Surprised, Wanahomen held her and returned the kiss, marveling yet again at the way she put her whole self into the moment. Perhaps that was because it was a betrayal of her oath for her to be with him: if he had been in her shoes, he would’ve wanted to savor every moment too. To make the betrayal worthwhile.
So he sighed and pushed her back gently, and pulled Charris’s parcel from his robes. “The thanks is mine,” he said, opening the folded cloth. She caught her breath as he took out the anklet; even in the faint Dreamer’s light she could see the gleam of its dangling pendants. He fastened it ’round her ankle, and had to admit that i
t looked finer than he’d expected against her pale skin.
“But why?” she asked, finally sounding moved by something he’d done. That satisfied his pride, at last.
“You gave me pleasure,” he said. He caressed her calf; it was the only part of her he dared touch, lest he be tempted further. One night was all he could expect from her, and that was done. He found himself wishing there could be more. “And you gave me the honor of being your first lover. Even aside from your oath to the Hetawa, that’s a powerful and special thing.”
She shook her head. “That was a mutual gift, Prince. Wanahomen. You gave me pleasure as well.”
“True. But among the Banbarra, nothing is free—” She put her fingers to his mouth, much to his surprise.
“You’re not Banbarra,” she said. She got to her feet and stood over him, looking wild and barbarian, though her calm determination was all Gujaareen. “The Sisters say pleasure honors Hananja because it brings peace. Tonight I mean to pray for a quick end to this war. If you wish—” She ducked her head, her shyness returning for just a moment, but then she looked up at him through her lashes in a way that made all his regrets vanish. “P-perhaps we can pray together.”
She whirled and headed down the path at a not-quite-peaceful pace, and was halfway to camp before Wanahomen’s mind registered that he had just been seduced.
Then, as quickly as he could without endangering his life, he scrambled down the steep slope after her.
38
Secrets
Tiaanet and her father had not been back at their greenlands estate for half a day when servants came to inform her that visitors were approaching the house. “An eight of soldiers, lady, and a man with a spear,” said the wide-eyed girl. “All Kisuati.”

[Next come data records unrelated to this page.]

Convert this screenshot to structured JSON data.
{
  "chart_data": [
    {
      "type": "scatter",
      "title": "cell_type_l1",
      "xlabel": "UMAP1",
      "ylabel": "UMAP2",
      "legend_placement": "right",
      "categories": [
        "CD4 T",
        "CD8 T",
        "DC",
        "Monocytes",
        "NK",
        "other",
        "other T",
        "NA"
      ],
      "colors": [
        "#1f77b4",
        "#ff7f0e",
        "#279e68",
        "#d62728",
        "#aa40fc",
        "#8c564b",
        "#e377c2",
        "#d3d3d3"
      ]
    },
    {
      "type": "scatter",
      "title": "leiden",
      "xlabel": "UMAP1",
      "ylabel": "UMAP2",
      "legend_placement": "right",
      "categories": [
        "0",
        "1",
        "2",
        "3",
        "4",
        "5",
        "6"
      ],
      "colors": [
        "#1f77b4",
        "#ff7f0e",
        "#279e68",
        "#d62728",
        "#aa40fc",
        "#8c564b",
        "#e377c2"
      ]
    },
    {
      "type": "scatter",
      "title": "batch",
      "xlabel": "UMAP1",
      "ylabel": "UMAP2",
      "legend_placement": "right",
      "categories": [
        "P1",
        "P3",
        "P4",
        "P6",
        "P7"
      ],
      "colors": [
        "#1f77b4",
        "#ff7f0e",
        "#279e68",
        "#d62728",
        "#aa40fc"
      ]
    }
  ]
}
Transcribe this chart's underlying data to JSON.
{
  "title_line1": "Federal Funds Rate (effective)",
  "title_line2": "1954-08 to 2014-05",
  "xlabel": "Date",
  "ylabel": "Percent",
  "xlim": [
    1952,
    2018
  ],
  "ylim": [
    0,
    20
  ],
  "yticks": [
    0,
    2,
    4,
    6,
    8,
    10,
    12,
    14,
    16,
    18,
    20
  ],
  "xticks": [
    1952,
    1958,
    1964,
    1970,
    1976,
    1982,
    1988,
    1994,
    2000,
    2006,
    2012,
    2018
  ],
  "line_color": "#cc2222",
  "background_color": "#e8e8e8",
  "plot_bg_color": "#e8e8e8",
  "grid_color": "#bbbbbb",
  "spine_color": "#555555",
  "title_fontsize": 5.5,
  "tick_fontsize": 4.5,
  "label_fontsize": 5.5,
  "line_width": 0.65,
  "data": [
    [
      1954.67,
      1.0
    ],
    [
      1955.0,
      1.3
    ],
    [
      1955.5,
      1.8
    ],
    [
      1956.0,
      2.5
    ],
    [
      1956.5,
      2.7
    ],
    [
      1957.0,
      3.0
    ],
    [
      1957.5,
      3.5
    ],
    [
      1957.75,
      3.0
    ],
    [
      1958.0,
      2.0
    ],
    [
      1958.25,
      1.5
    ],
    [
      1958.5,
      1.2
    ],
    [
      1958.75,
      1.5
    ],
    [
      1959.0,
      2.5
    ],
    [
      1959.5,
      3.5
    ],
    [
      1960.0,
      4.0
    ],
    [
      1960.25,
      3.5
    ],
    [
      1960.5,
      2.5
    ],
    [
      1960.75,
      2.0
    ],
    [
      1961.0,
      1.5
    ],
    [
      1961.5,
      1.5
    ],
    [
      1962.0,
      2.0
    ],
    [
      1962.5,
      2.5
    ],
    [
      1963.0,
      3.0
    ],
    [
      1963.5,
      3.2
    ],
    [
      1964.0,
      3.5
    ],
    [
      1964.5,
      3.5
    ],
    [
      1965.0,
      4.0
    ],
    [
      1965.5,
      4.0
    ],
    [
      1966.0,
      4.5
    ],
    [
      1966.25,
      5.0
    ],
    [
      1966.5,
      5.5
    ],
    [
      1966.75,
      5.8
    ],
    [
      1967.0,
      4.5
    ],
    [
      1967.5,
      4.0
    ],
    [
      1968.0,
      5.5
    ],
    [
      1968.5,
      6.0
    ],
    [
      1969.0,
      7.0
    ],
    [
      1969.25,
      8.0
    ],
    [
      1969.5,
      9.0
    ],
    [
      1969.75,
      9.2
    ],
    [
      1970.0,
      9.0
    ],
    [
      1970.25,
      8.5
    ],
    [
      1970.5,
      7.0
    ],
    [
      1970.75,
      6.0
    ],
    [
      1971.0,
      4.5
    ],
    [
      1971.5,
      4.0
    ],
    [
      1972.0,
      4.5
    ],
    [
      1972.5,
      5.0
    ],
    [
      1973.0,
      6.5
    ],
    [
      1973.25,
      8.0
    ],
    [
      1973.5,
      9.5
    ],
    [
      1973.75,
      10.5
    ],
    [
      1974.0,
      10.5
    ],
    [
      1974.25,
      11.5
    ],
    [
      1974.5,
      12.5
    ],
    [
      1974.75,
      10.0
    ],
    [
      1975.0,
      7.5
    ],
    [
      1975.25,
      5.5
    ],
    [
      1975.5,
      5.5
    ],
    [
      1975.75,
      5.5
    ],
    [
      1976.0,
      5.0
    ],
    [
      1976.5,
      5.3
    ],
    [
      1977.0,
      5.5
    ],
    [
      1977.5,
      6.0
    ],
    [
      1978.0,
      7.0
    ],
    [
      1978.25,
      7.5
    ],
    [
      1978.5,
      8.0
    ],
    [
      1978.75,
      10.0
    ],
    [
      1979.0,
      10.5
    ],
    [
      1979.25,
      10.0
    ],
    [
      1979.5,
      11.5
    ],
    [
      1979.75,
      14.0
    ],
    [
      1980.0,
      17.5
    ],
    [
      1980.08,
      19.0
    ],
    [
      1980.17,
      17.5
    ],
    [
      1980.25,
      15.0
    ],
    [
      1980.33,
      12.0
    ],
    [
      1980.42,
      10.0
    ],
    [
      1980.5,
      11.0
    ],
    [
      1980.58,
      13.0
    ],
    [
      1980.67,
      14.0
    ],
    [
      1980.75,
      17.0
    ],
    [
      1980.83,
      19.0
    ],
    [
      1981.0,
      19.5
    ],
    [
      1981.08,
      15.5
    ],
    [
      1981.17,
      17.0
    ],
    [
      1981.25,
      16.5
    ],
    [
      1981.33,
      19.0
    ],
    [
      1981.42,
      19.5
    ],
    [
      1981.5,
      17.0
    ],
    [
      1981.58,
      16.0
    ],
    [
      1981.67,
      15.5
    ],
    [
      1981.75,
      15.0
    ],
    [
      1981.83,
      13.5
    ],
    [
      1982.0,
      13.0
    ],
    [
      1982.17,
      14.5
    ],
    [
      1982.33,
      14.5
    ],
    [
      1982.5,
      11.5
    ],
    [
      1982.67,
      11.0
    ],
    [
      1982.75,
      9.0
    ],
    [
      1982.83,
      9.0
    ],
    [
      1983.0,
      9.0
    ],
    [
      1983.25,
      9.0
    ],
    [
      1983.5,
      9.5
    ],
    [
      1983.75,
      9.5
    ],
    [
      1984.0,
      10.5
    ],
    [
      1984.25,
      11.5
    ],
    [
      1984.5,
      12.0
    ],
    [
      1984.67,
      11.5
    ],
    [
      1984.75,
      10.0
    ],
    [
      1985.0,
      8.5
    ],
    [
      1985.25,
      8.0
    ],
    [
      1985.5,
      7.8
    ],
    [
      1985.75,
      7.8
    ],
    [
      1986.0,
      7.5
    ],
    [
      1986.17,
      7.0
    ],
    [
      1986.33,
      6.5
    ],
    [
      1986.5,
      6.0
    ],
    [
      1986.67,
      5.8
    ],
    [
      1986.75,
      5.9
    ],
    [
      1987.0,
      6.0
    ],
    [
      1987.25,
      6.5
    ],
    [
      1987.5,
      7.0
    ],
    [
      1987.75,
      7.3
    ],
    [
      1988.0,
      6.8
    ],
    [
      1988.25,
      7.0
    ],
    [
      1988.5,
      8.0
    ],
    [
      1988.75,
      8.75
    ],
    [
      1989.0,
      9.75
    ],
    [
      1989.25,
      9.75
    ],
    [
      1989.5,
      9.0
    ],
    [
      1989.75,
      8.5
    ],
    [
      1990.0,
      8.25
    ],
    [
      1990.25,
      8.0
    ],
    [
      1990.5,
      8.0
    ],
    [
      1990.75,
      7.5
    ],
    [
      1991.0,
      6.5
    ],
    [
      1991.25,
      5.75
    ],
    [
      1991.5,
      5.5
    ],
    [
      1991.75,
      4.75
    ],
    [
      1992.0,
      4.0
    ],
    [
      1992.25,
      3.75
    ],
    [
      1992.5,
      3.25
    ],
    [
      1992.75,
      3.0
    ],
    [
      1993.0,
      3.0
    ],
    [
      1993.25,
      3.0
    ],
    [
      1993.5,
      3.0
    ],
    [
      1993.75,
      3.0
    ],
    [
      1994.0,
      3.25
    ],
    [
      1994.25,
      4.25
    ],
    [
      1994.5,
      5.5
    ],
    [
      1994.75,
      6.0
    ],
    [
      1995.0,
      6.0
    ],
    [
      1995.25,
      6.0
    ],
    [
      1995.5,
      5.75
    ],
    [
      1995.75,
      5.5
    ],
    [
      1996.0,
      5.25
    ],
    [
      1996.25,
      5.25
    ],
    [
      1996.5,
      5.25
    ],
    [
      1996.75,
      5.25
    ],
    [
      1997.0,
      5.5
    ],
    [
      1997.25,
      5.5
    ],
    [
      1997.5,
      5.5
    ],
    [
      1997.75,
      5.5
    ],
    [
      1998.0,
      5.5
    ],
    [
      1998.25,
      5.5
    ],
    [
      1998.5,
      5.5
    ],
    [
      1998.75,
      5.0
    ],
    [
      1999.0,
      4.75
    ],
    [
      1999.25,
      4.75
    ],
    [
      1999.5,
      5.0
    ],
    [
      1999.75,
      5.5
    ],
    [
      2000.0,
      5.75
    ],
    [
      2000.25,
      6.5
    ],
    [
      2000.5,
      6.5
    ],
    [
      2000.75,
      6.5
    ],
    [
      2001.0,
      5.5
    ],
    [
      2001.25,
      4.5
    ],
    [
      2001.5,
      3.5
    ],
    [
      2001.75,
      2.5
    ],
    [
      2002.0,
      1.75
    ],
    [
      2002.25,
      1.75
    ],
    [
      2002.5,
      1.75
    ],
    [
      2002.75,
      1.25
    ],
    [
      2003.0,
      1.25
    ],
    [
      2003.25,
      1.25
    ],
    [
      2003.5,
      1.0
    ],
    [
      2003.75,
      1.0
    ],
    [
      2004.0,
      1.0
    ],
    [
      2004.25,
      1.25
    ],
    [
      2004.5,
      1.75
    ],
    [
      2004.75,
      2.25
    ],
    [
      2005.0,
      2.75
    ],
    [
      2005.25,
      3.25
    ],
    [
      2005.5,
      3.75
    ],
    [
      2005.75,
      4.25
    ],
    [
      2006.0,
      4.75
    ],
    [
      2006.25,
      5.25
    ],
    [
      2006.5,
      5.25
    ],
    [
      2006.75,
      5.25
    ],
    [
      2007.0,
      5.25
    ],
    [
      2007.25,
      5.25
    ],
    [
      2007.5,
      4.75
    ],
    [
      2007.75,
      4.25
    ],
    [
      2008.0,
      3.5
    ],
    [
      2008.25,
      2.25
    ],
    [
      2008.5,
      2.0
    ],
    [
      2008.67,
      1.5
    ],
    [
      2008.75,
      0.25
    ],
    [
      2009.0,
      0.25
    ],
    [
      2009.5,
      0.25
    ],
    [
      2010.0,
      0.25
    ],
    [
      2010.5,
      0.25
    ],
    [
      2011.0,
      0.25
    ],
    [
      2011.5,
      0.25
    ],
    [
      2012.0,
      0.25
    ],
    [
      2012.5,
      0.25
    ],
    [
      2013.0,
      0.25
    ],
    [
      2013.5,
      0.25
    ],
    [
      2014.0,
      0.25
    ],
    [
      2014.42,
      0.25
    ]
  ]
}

Tiaanet’s father had been preparing to travel to the foothills, where the nobles’ armies were assembling for their bid to retake Gujaareh. There was no time to hide the saddlebags or stacked supplies in the house’s courtyard; she would have to think of a suitable excuse to explain them. “Invite them in when they arrive,” she told the girl. “Treat them as guests, but if they ask questions, simply tell them you know nothing.” The girl nodded and ran off; another servant hovered nearby, looking equally anxious. “Inform my father,” she told him, and he hastened away at once.